In 54 patients undergoing surgery for supratentorial brain tumors, Tanskanen et al.[24] demonstrated that the decrease in the hypertensive response to extubation was related to dexmedetomidine dose. Dexmedetomidine plasma target doses of 0.2 and 0.4 ng/ml were compared to placebo. Dexmedetomidine decreased the hemodynamic responses caused by stimuli during anesthesia; a higher dose was more effective than a lower dose which was in accordance with our study findings. In addition, the perioperative systemic infusion of dexmedetomidine at 1 μg/kg/h reduced patient-controlled epidural analgesia (PCEA) bolus consumption, prolonged the time for first request of rescue analgesia through the PCEA pump, and postoperative pain scores without severe side effects.

Our study also revealed that postextubation cough is effectively suppressed by both the infusion doses (0.2 and 0.4 μg/kg/h) of dexmedetomidine which was significantly lower than the control group. This may be due to the sedative action of dexmedetomidine and also because it relaxes the bronchial smooth muscle and prevents airway irritation. It may be advantageous as it decreases the postoperative hoarseness and irritation due to tracheal tube. Further studies may be required to assess these airway-related complications and their relation to get suppressed effectively by varying the doses of dexmedetomidine.
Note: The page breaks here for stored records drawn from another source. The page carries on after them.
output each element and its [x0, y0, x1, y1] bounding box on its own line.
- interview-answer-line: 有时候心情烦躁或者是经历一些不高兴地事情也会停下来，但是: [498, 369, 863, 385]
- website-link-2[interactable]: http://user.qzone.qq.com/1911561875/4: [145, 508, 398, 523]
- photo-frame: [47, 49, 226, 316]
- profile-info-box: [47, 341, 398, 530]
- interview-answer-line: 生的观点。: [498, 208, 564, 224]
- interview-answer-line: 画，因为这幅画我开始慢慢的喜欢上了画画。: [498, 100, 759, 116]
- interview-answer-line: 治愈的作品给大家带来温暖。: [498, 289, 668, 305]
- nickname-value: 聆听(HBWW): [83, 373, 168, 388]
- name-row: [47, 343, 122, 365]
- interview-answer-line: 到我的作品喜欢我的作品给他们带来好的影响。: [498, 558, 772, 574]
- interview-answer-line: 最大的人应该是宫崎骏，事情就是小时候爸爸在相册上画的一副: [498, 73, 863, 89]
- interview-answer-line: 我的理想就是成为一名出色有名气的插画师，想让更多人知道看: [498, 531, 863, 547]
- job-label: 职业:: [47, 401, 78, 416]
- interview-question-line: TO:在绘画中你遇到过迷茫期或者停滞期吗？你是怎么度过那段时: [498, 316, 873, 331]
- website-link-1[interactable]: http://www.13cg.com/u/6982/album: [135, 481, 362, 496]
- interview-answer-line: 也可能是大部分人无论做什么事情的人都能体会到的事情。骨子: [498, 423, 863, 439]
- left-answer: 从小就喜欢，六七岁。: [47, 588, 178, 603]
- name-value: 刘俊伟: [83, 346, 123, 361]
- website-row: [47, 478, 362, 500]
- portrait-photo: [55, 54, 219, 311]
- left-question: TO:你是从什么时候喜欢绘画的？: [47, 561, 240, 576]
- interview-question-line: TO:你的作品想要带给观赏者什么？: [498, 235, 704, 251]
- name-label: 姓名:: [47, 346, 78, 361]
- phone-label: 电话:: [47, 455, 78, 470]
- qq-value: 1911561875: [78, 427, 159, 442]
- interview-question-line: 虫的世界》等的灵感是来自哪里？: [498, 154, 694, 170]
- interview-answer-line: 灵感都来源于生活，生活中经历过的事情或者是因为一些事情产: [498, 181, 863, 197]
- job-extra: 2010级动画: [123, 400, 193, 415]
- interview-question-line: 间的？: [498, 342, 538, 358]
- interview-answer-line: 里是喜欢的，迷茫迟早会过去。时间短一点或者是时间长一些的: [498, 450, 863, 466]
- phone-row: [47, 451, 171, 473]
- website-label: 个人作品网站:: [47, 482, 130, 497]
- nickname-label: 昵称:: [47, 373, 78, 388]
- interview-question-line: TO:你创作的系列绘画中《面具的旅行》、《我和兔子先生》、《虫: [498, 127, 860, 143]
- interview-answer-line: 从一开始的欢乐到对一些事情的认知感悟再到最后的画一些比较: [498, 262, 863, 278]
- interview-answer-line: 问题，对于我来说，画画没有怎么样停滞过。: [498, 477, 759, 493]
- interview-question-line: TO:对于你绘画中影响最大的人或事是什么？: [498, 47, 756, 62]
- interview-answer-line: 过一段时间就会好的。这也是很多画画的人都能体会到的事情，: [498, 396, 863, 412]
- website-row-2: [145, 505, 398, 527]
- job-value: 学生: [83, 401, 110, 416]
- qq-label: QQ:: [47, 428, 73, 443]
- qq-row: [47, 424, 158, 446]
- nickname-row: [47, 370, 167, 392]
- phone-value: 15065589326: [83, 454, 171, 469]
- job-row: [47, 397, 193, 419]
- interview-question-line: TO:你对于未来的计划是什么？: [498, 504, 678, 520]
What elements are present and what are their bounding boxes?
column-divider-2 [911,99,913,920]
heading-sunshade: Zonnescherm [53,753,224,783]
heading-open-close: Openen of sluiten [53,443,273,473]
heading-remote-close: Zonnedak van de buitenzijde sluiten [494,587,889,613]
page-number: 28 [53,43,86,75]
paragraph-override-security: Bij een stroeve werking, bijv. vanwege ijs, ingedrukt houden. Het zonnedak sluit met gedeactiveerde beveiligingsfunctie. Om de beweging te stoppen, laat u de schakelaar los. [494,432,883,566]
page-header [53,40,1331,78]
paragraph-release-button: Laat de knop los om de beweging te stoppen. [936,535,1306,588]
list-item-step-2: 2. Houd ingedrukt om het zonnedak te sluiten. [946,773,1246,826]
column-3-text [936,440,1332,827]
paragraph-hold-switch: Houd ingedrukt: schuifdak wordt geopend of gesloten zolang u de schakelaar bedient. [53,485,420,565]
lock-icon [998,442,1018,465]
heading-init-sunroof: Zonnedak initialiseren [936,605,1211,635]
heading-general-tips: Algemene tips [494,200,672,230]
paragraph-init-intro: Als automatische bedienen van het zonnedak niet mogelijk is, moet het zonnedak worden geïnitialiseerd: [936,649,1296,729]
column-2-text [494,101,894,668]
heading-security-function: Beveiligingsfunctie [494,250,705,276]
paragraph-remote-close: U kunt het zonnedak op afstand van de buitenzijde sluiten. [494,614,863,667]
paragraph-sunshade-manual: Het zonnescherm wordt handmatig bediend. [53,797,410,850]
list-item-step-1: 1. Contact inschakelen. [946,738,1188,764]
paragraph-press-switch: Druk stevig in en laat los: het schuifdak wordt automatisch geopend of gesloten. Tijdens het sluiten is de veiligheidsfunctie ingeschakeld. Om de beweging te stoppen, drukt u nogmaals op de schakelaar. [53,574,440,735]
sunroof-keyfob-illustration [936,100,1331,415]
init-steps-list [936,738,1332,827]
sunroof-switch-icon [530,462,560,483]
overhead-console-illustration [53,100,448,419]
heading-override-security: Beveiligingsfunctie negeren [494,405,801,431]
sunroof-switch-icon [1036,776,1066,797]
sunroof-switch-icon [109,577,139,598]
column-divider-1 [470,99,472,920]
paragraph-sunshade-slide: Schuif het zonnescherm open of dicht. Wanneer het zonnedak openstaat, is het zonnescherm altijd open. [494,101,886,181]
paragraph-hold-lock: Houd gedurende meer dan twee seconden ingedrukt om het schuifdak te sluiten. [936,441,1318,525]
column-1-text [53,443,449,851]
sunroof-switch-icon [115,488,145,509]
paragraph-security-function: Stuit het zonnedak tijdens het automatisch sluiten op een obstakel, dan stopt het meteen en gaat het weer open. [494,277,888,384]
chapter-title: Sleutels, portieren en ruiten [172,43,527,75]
Another important concern which our study highlighted was emergence as it is of utmost importance to conduct a neurological examination as early as possible postemergence. Our study revealed that dexmedetomidine infusion in a dose of 0.2 μg/kg/h did not delay emergence as compared to the placebo group though it did alleviate the stress and airway responses by effectively suppressing the cough and hemodynamic pertubations. However, as the infusion dose, was increased to 0.4 μg/kg/h; there was a delay in the emergence which was statistically, but not clinically significant. Further dose response studies may be required to determine the optimal infusion dose of dexmedetomidine in neurosurgical patients.

Shukry et al.[23] studied effects of infusions of dexmedetomidine (0.2 μg/kg/h) during surgery on the incidence of emergence delirium in 50 children aged 1–10 years scheduled for sevoflurane-based general anesthesia. Following inhalation induction, the children were randomly assigned to dexmedetomidine or placebo groups, respectively. The infusion of 0.2 μg/kg/h dexmedetomidine or equal volume of saline was started after securing the airway. The authors found that the incidence of emergence agitation decreased from 61% to 26%. In this study, the time to extubation and eye-opening were not different with dexmedetomidine versus placebo which was similar to our study.

Many studies have shown that dexmedetomidine, such as all other alpha-2 adrenoceptor agonists, has very little effect on ventilation, and there is no difference in respiratory function in patients who received dexmedetomidine compared to ones who received placebo following extubation.[252627] Our study also did not reveal respiratory complications or any difference in ventilation and respiratory function in the three study groups following extubation.

CONCLUSION

Our study in 90 patients undergoing craniotomy for various neurosurgical indications, demonstrates that dexmedetomidine infusion in doses of 0.2 and 0.4 μg/kg/h, effectively suppresses cough and attenuates hemodynamic responses to tracheal extubation without delaying emergence when compared to placebo.